THE INFAMOUS DUPLICATE CONTENT PENALTY THEORIES…
Which Version? Which Penalty? Is There Any Truth To Any Of It?
The meaning of Duplicate Content Penalty seems to vary, depending on whose blog you read. One version holds that search engines penalize a site when its content is substantially duplicated on other websites. Another holds that only the duplicating site would be penalized. Then there's the version in which article reprinters are penalized when their individual articles are reprinted across a number of sites. Not to mention that "penalty" itself is a tricky term which implies that search engines wil ban your site, or refuse to list duplicate pages in SERPs, or de-index/de-list/remove the duplicates from their indexes.
Well, here's what we know for sure. A penalty is imposed upon sites which substantially duplicate en masse — or mirror — another site in its entirety, with little or no variation in the content of each page, or of the file directory structure. The mirroring site will eventually be diminished in a search engine's SERPs (search engine results pages).
But from there, it gets murkier. The reality is that there are thousands of sites which consist almost entirely of reprint content, and many do, in fact, have extraordinarily high PageRanks.
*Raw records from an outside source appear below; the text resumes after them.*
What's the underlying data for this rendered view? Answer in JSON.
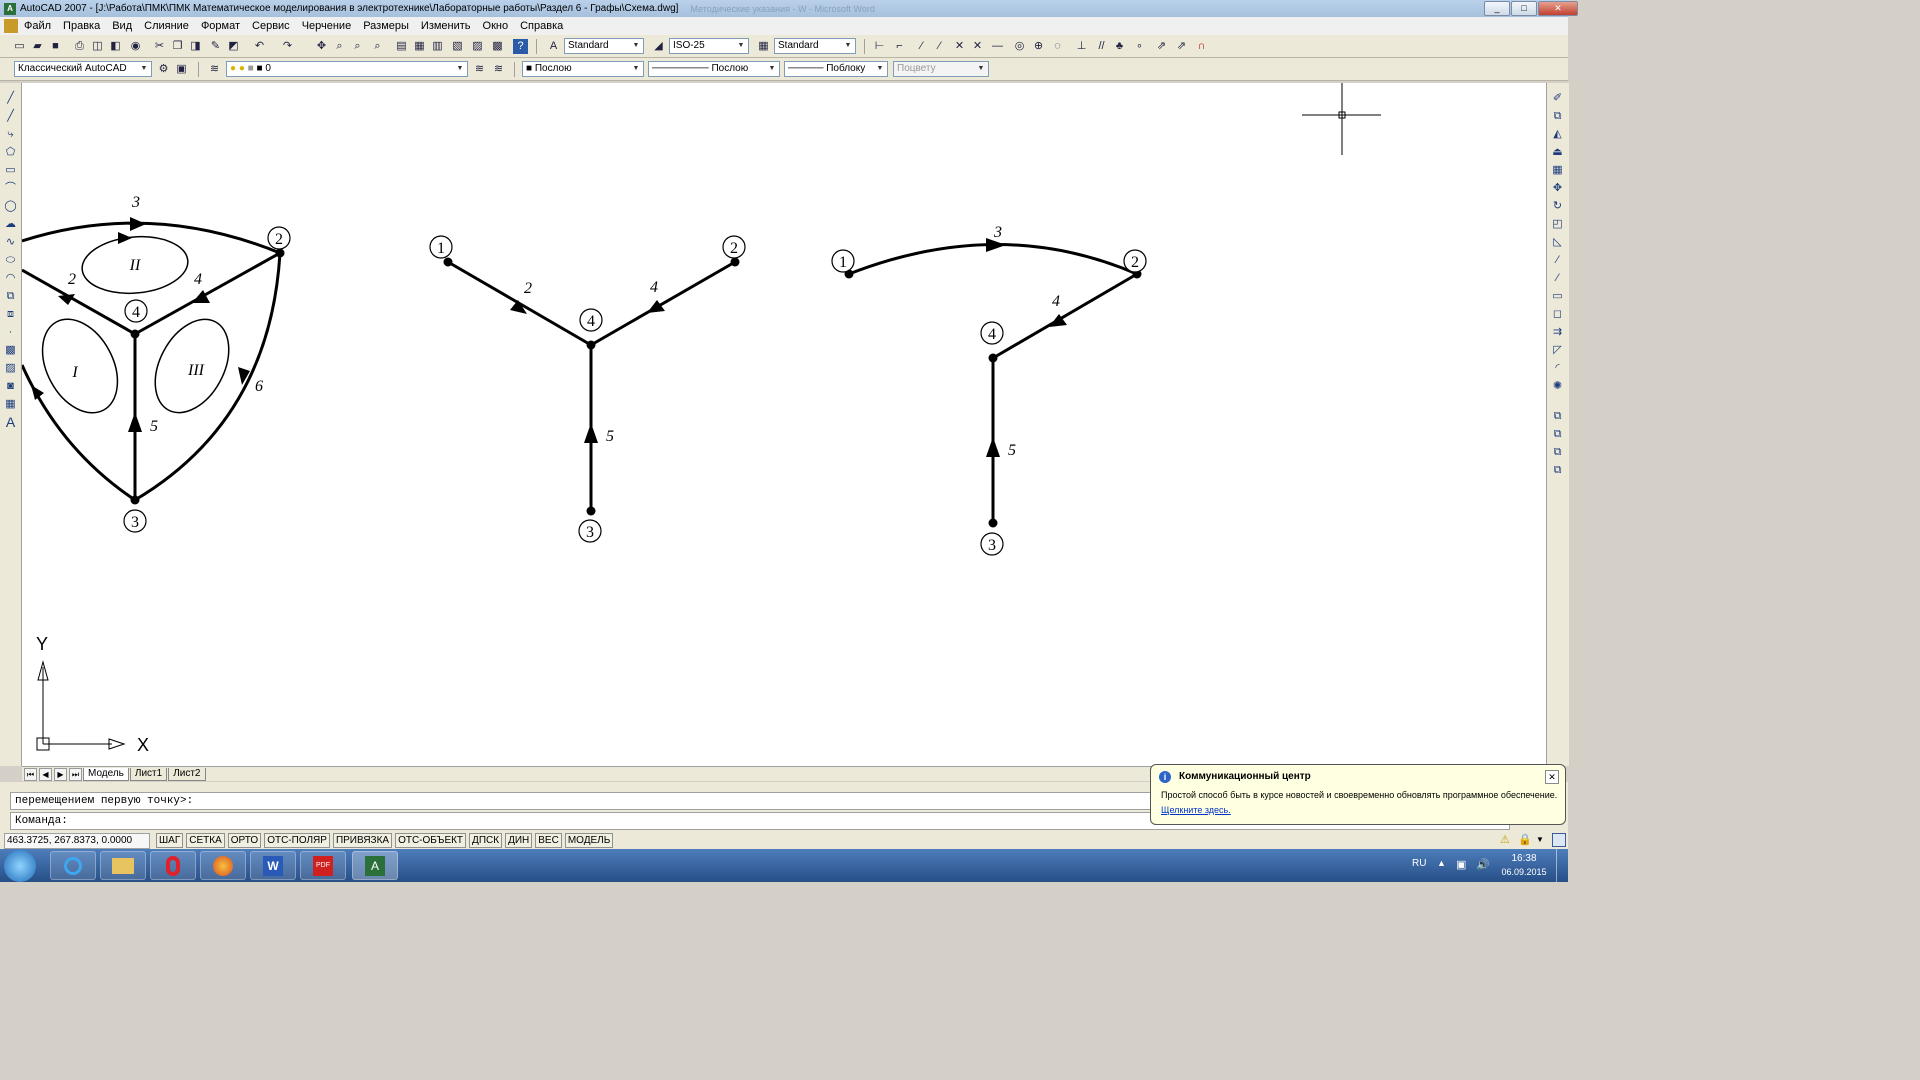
{
  "window": {
    "title": "AutoCAD 2007 - [J:\\Работа\\ПМК\\ПМК Математическое моделирования в электротехнике\\Лабораторные работы\\Раздел 6 - Графы\\Схема.dwg]",
    "ghost_title": "Методические указания - W - Microsoft Word",
    "min": "_",
    "max": "□",
    "close": "✕"
  },
  "menu": [
    "Файл",
    "Правка",
    "Вид",
    "Слияние",
    "Формат",
    "Сервис",
    "Черчение",
    "Размеры",
    "Изменить",
    "Окно",
    "Справка"
  ],
  "toolbar1": {
    "text_style": "Standard",
    "dim_style": "ISO-25",
    "table_style": "Standard"
  },
  "toolbar2": {
    "workspace": "Классический AutoCAD",
    "layer": "0",
    "color": "Послою",
    "linetype": "Послою",
    "lineweight": "Поблоку",
    "plotstyle": "Поцвету"
  },
  "drawing": {
    "graph1": {
      "nodes": [
        "2",
        "4",
        "3"
      ],
      "edges": [
        "3",
        "2",
        "4",
        "5",
        "6"
      ],
      "loops": [
        "I",
        "II",
        "III"
      ]
    },
    "graph2": {
      "nodes": [
        "1",
        "2",
        "4",
        "3"
      ],
      "edges": [
        "2",
        "4",
        "5"
      ]
    },
    "graph3": {
      "nodes": [
        "1",
        "2",
        "4",
        "3"
      ],
      "edges": [
        "3",
        "4",
        "5"
      ]
    },
    "ucs": {
      "x": "X",
      "y": "Y"
    }
  },
  "tabs": [
    "Модель",
    "Лист1",
    "Лист2"
  ],
  "command": {
    "line1": "перемещением первую точку>:",
    "line2": "Команда:"
  },
  "status": {
    "coords": "463.3725, 267.8373, 0.0000",
    "buttons": [
      "ШАГ",
      "СЕТКА",
      "ОРТО",
      "ОТС-ПОЛЯР",
      "ПРИВЯЗКА",
      "ОТС-ОБЪЕКТ",
      "ДПСК",
      "ДИН",
      "ВЕС",
      "МОДЕЛЬ"
    ]
  },
  "balloon": {
    "title": "Коммуникационный центр",
    "text": "Простой способ быть в курсе новостей и своевременно обновлять программное обеспечение.",
    "link": "Щелкните здесь."
  },
  "tray": {
    "lang": "RU",
    "time": "16:38",
    "date": "06.09.2015"
  }
}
Major newspapers such as The New York Times (PR 10) and the Los Angeles Times (PR 8), while offering original content, are also fed by the news wires like Associated Press (PR 9) and Reuters (PR 8). Clearly none of these sites is incurring a duplicate content penalty. Not to mention auxiliary news sources like Google, Yahoo, MSN, et al, who would have to penalize themselves for duplication right along with the zillions of other news sources.
If you're an article reprinter, you want your original article to appear higher in SERPs than its reprints, of course, since you want your original to be perceived as the authoritative version. Plus, one of your goals in reprinting was to send targeted traffic to your own website. But if you've got lots of reprint articles floating around out there, you may face a cold reality one day. A search for your reprints could reveal that nasty note appended to your SERPs.
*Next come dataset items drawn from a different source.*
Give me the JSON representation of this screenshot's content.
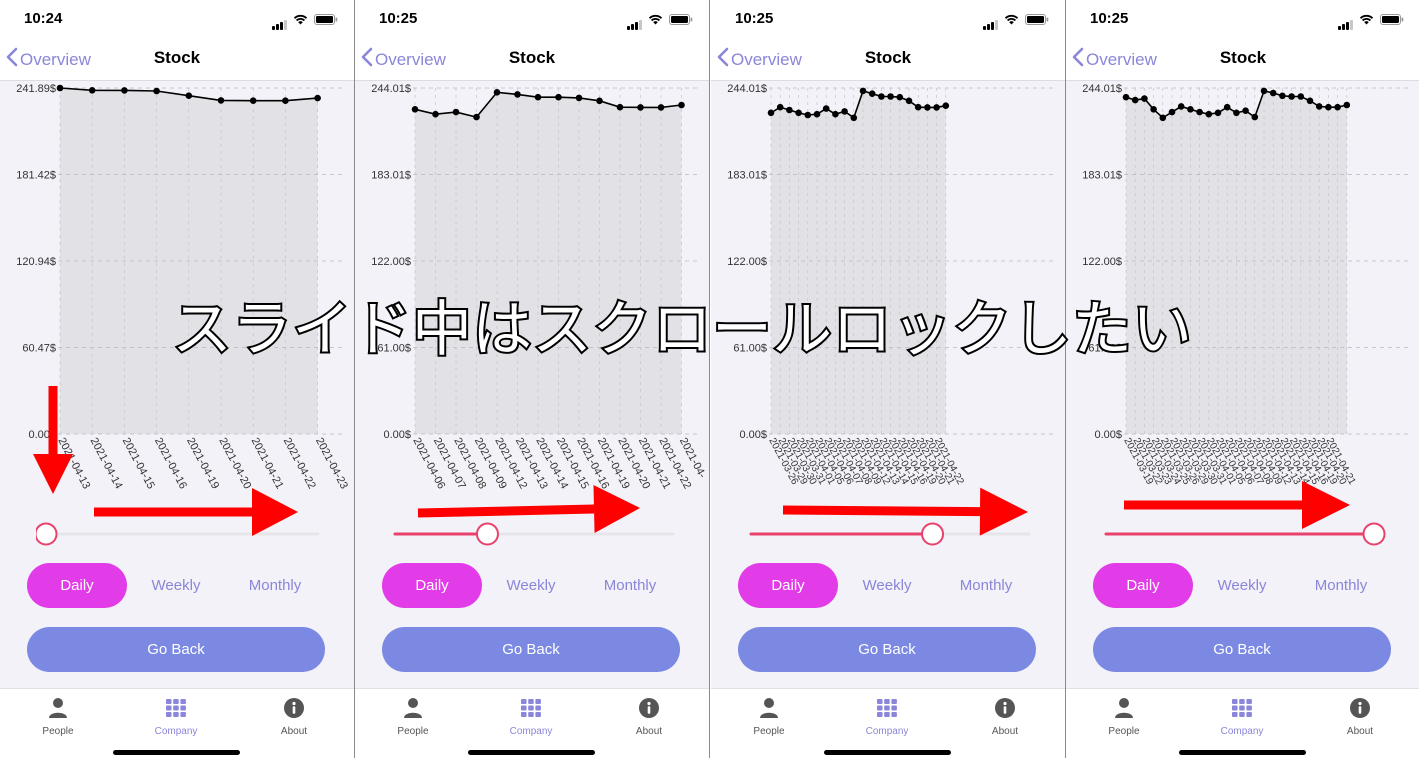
{
  "panels": [
    {
      "time": "10:24",
      "back_label": "Overview",
      "title": "Stock",
      "y_ticks": [
        "241.89$",
        "181.42$",
        "120.94$",
        "60.47$",
        "0.00$"
      ],
      "x_ticks": [
        "2021-04-13",
        "2021-04-14",
        "2021-04-15",
        "2021-04-16",
        "2021-04-19",
        "2021-04-20",
        "2021-04-21",
        "2021-04-22",
        "2021-04-23"
      ],
      "values": [
        241.89,
        240.3,
        240.2,
        239.8,
        236.5,
        233.2,
        233.0,
        233.0,
        234.8
      ],
      "ymax": 241.89,
      "slider_value": 0,
      "segments": [
        "Daily",
        "Weekly",
        "Monthly"
      ],
      "active_segment": "Daily",
      "go_back_label": "Go Back",
      "tabs": [
        "People",
        "Company",
        "About"
      ],
      "active_tab": "Company"
    },
    {
      "time": "10:25",
      "back_label": "Overview",
      "title": "Stock",
      "y_ticks": [
        "244.01$",
        "183.01$",
        "122.00$",
        "61.00$",
        "0.00$"
      ],
      "x_ticks": [
        "2021-04-06",
        "2021-04-07",
        "2021-04-08",
        "2021-04-09",
        "2021-04-12",
        "2021-04-13",
        "2021-04-14",
        "2021-04-15",
        "2021-04-16",
        "2021-04-19",
        "2021-04-20",
        "2021-04-21",
        "2021-04-22",
        "2021-04-"
      ],
      "values": [
        229.0,
        225.5,
        227.0,
        223.5,
        241.0,
        239.5,
        237.5,
        237.5,
        237.0,
        235.0,
        230.5,
        230.3,
        230.3,
        232.0
      ],
      "ymax": 244.01,
      "slider_value": 0.33,
      "segments": [
        "Daily",
        "Weekly",
        "Monthly"
      ],
      "active_segment": "Daily",
      "go_back_label": "Go Back",
      "tabs": [
        "People",
        "Company",
        "About"
      ],
      "active_tab": "Company"
    },
    {
      "time": "10:25",
      "back_label": "Overview",
      "title": "Stock",
      "y_ticks": [
        "244.01$",
        "183.01$",
        "122.00$",
        "61.00$",
        "0.00$"
      ],
      "x_ticks": [
        "2021-03-26",
        "2021-03-29",
        "2021-03-30",
        "2021-03-31",
        "2021-04-01",
        "2021-04-05",
        "2021-04-06",
        "2021-04-07",
        "2021-04-08",
        "2021-04-09",
        "2021-04-12",
        "2021-04-13",
        "2021-04-14",
        "2021-04-15",
        "2021-04-16",
        "2021-04-19",
        "2021-04-20",
        "2021-04-21",
        "2021-04-22"
      ],
      "values": [
        226.5,
        230.5,
        228.5,
        226.5,
        225.0,
        225.5,
        229.5,
        225.5,
        227.5,
        223.0,
        242.0,
        240.0,
        238.0,
        238.0,
        237.5,
        235.0,
        230.5,
        230.3,
        230.3,
        231.5
      ],
      "ymax": 244.01,
      "slider_value": 0.67,
      "segments": [
        "Daily",
        "Weekly",
        "Monthly"
      ],
      "active_segment": "Daily",
      "go_back_label": "Go Back",
      "tabs": [
        "People",
        "Company",
        "About"
      ],
      "active_tab": "Company"
    },
    {
      "time": "10:25",
      "back_label": "Overview",
      "title": "Stock",
      "y_ticks": [
        "244.01$",
        "183.01$",
        "122.00$",
        "61.00$",
        "0.00$"
      ],
      "x_ticks": [
        "2021-03-19",
        "2021-03-22",
        "2021-03-23",
        "2021-03-24",
        "2021-03-25",
        "2021-03-26",
        "2021-03-29",
        "2021-03-30",
        "2021-03-31",
        "2021-04-01",
        "2021-04-05",
        "2021-04-06",
        "2021-04-07",
        "2021-04-08",
        "2021-04-09",
        "2021-04-12",
        "2021-04-13",
        "2021-04-14",
        "2021-04-15",
        "2021-04-16",
        "2021-04-19",
        "2021-04-20",
        "2021-04-21"
      ],
      "values": [
        237.5,
        235.5,
        236.5,
        229.0,
        223.0,
        227.0,
        231.0,
        229.0,
        227.0,
        225.5,
        226.5,
        230.5,
        226.5,
        228.0,
        223.5,
        242.0,
        240.5,
        238.5,
        238.0,
        238.0,
        235.0,
        231.0,
        230.5,
        230.5,
        232.0
      ],
      "ymax": 244.01,
      "slider_value": 1,
      "segments": [
        "Daily",
        "Weekly",
        "Monthly"
      ],
      "active_segment": "Daily",
      "go_back_label": "Go Back",
      "tabs": [
        "People",
        "Company",
        "About"
      ],
      "active_tab": "Company"
    }
  ],
  "overlay_caption": "スライド中はスクロールロックしたい",
  "colors": {
    "accent": "#8a86d9",
    "segment_active": "#e23be8",
    "button": "#7b89e2",
    "slider_track_filled": "#e8416c",
    "slider_track_empty": "#e6e6ea",
    "chart_fill": "#e2e2e6",
    "line": "#000000",
    "annotation_arrow": "#ff0000"
  },
  "chart_data": [
    {
      "type": "area",
      "x": [
        "2021-04-13",
        "2021-04-14",
        "2021-04-15",
        "2021-04-16",
        "2021-04-19",
        "2021-04-20",
        "2021-04-21",
        "2021-04-22",
        "2021-04-23"
      ],
      "series": [
        {
          "values": [
            241.89,
            240.3,
            240.2,
            239.8,
            236.5,
            233.2,
            233.0,
            233.0,
            234.8
          ]
        }
      ],
      "ylim": [
        0,
        241.89
      ]
    },
    {
      "type": "area",
      "x": [
        "2021-04-06",
        "2021-04-07",
        "2021-04-08",
        "2021-04-09",
        "2021-04-12",
        "2021-04-13",
        "2021-04-14",
        "2021-04-15",
        "2021-04-16",
        "2021-04-19",
        "2021-04-20",
        "2021-04-21",
        "2021-04-22",
        "2021-04-"
      ],
      "series": [
        {
          "values": [
            229.0,
            225.5,
            227.0,
            223.5,
            241.0,
            239.5,
            237.5,
            237.5,
            237.0,
            235.0,
            230.5,
            230.3,
            230.3,
            232.0
          ]
        }
      ],
      "ylim": [
        0,
        244.01
      ]
    },
    {
      "type": "area",
      "x": [
        "2021-03-26",
        "2021-03-29",
        "2021-03-30",
        "2021-03-31",
        "2021-04-01",
        "2021-04-05",
        "2021-04-06",
        "2021-04-07",
        "2021-04-08",
        "2021-04-09",
        "2021-04-12",
        "2021-04-13",
        "2021-04-14",
        "2021-04-15",
        "2021-04-16",
        "2021-04-19",
        "2021-04-20",
        "2021-04-21",
        "2021-04-22"
      ],
      "series": [
        {
          "values": [
            226.5,
            230.5,
            228.5,
            226.5,
            225.0,
            225.5,
            229.5,
            225.5,
            227.5,
            223.0,
            242.0,
            240.0,
            238.0,
            238.0,
            237.5,
            235.0,
            230.5,
            230.3,
            230.3,
            231.5
          ]
        }
      ],
      "ylim": [
        0,
        244.01
      ]
    },
    {
      "type": "area",
      "x": [
        "2021-03-19",
        "2021-03-22",
        "2021-03-23",
        "2021-03-24",
        "2021-03-25",
        "2021-03-26",
        "2021-03-29",
        "2021-03-30",
        "2021-03-31",
        "2021-04-01",
        "2021-04-05",
        "2021-04-06",
        "2021-04-07",
        "2021-04-08",
        "2021-04-09",
        "2021-04-12",
        "2021-04-13",
        "2021-04-14",
        "2021-04-15",
        "2021-04-16",
        "2021-04-19",
        "2021-04-20",
        "2021-04-21"
      ],
      "series": [
        {
          "values": [
            237.5,
            235.5,
            236.5,
            229.0,
            223.0,
            227.0,
            231.0,
            229.0,
            227.0,
            225.5,
            226.5,
            230.5,
            226.5,
            228.0,
            223.5,
            242.0,
            240.5,
            238.5,
            238.0,
            238.0,
            235.0,
            231.0,
            230.5,
            230.5,
            232.0
          ]
        }
      ],
      "ylim": [
        0,
        244.01
      ]
    }
  ]
}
"In order to show you the most relevant results, we have omitted some entries very similar to the 22 already displayed. If you wish, you can repeat the search with the omitted results included."
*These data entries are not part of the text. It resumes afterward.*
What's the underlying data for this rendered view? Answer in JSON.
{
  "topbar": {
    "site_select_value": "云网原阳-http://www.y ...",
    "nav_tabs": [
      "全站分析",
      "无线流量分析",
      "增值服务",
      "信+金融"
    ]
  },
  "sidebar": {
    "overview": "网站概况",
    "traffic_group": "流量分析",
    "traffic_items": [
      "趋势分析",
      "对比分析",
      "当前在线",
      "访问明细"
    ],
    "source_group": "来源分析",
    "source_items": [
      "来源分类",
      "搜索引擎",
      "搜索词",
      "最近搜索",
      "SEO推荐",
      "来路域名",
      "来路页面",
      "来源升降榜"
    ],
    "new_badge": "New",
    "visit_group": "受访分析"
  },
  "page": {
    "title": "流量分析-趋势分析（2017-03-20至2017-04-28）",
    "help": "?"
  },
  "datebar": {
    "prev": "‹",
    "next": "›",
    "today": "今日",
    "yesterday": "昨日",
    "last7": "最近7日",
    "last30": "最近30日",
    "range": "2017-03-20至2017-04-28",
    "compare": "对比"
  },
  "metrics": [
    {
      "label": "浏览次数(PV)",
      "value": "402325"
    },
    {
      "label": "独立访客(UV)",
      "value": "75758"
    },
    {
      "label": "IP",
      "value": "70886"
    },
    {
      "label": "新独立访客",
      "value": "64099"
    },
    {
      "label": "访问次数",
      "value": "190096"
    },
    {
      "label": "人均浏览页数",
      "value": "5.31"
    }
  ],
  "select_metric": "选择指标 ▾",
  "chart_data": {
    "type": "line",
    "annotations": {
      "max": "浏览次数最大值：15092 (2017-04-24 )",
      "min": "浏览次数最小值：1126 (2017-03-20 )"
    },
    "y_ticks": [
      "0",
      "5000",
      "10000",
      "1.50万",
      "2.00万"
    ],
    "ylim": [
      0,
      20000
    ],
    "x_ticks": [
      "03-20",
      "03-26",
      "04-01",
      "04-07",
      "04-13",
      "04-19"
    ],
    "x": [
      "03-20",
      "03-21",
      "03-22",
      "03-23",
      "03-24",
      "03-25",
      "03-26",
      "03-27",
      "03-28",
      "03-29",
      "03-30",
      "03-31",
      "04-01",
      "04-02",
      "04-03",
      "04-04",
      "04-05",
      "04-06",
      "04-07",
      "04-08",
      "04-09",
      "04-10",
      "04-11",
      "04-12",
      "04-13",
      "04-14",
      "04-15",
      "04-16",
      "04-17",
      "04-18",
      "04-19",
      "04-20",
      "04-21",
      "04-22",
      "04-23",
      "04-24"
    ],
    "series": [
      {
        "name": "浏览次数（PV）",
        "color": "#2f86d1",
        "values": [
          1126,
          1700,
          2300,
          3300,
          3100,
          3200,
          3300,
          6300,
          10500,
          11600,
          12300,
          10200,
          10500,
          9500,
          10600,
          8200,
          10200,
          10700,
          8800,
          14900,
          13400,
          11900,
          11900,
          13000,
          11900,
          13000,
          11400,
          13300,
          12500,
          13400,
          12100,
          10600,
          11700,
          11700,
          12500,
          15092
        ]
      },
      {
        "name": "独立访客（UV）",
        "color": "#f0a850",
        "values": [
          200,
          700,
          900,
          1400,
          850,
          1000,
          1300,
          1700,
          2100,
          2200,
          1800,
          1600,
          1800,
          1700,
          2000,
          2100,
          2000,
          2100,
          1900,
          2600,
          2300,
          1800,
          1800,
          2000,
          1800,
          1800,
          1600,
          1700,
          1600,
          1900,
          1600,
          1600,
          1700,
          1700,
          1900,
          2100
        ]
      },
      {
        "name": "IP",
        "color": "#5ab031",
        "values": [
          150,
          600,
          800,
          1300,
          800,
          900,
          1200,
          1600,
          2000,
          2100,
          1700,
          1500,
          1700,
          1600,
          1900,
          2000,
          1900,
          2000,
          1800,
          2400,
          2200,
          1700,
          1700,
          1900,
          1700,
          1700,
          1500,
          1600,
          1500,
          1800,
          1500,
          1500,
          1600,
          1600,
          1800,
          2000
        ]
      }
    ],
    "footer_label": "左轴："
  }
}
Devastating, isn't it? You could submit an article to 200-300 publisher sites, and for a few weeks, enjoy 200-300 SERPs. Cool! But search again a few weeks later, and you're likely to find that your SERPs have been filtered to around 20 or so. And that's if you're lucky. Article reprinters have to work much harder now to generate inbound links in order to improve PageRank, not to mention the search engine traffic that would result from 200-300 SERPs listings. But you can get away with a certain amount of duplication without incurring a mirror penalty. The simple fact is this: no search engine is currrently mathematically capable of comparing any single page in its index to every other single page in its index.
Imagine the horsepower it would take for some omniscient search engine analyzer to comparatively crunch every page on the Web!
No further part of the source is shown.